As stages sit empty, actors and playwrights try to create the next great show

Written by Amy Ta and Kathryn Barnes, produced by Nihar Patel

The show can’t go on for all the theater companies in LA. From intimate 99 seaters to the iconic landmarks of Hollywood and downtown, theaters have no timetable for reopening. How are staff faring now, and what are their plans going forward? 

“It was literally over the course of a week. We went from a ‘what if’ conversation in the hallway to ‘we've got to get everyone out of the building,’” says Michael Ritchie, artistic director of Center Theatre Group (CTG), which includes the Ahmanson, the Mark Taper Forum, and the Kirk Douglas Theatre. 

Ritchie had to furlough half of the staff, who are now receiving state and federal unemployment benefits.

This pandemic will shape the writing of plays for years, says artistic director Michael Ritchie. Photo courtesy of Center Theatre Group.

Looking to the fall season, no one knows how many people will be allowed into a venue, or whether they’ll feel comfortable going in, since theater audiences tend to lean older.

“They [patrons] don't say they won't come back. They don't know when they will,” Ritchie says about Angelenos he’s heard from. It may take a vaccine to assuage fears, he adds.

“We might have to wait until that point to see the kind of mass gatherings we've had in the past,” he says.

The theater for the Actors' Gang is in Culver City. While away from the stage, staff are encouraged to use this extra time to develop new pieces. Photo credit: Ashley Randall.

But there is some good news. Theater directors are taking this time away from the stage to decide what shows to perform once they reopen, and encourage playwrights to create new works.

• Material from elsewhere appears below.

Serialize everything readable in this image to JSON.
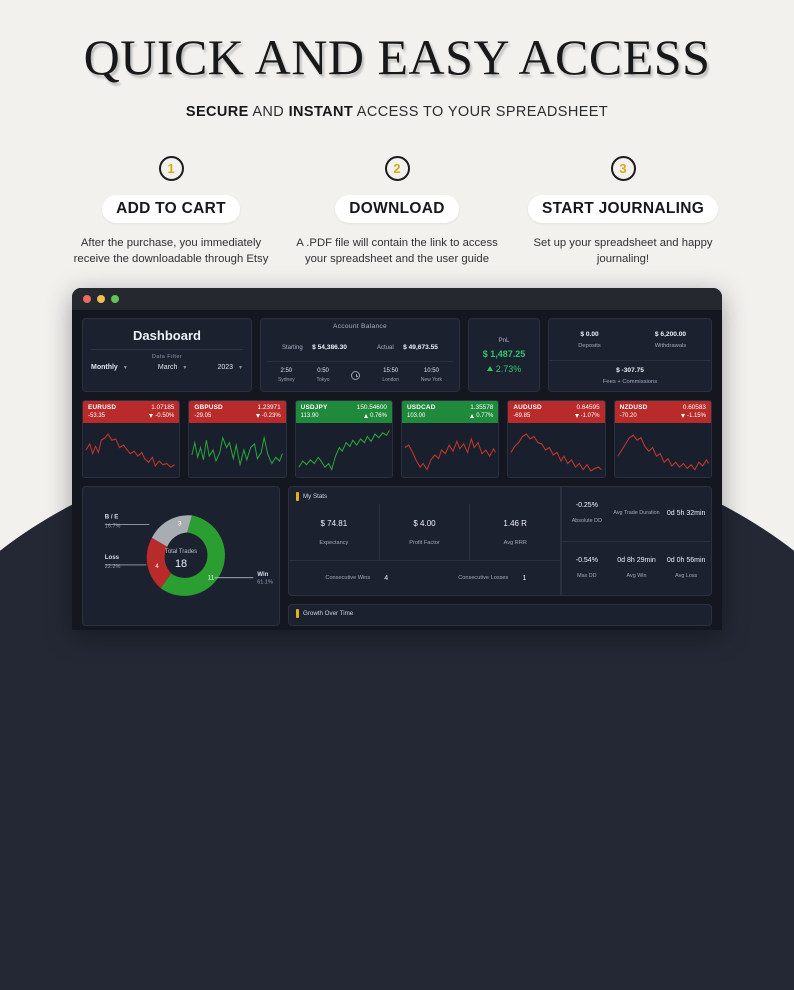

“I think there will be some very specific pandemic pieces that come out of this,” says Ritchie. “What’s happening now will affect the writing of plays for years to come.”

Tim Robbins, the artistic director of The Actors' Gang in Culver City, says he’s encouraging his actors to find things in their own lives that can eventually be reflected on the stage.

“Reach out to people they haven't talked to for a while. Take time to really reflect, to read books, to read history, to really think about the poetry that we have inherent in our lives, and to start writing it down,” he says. “We're in the process of creation.”

Tim Robbins in a production of George Orwell's “1984.” Photo credit: Ashley Randall.

Robbins is also experimenting with ways to move theater from the stage to a digital format.

“Rather than wait until there's a vaccine, we're going to figure out a way to do theater [in the near future],” he says.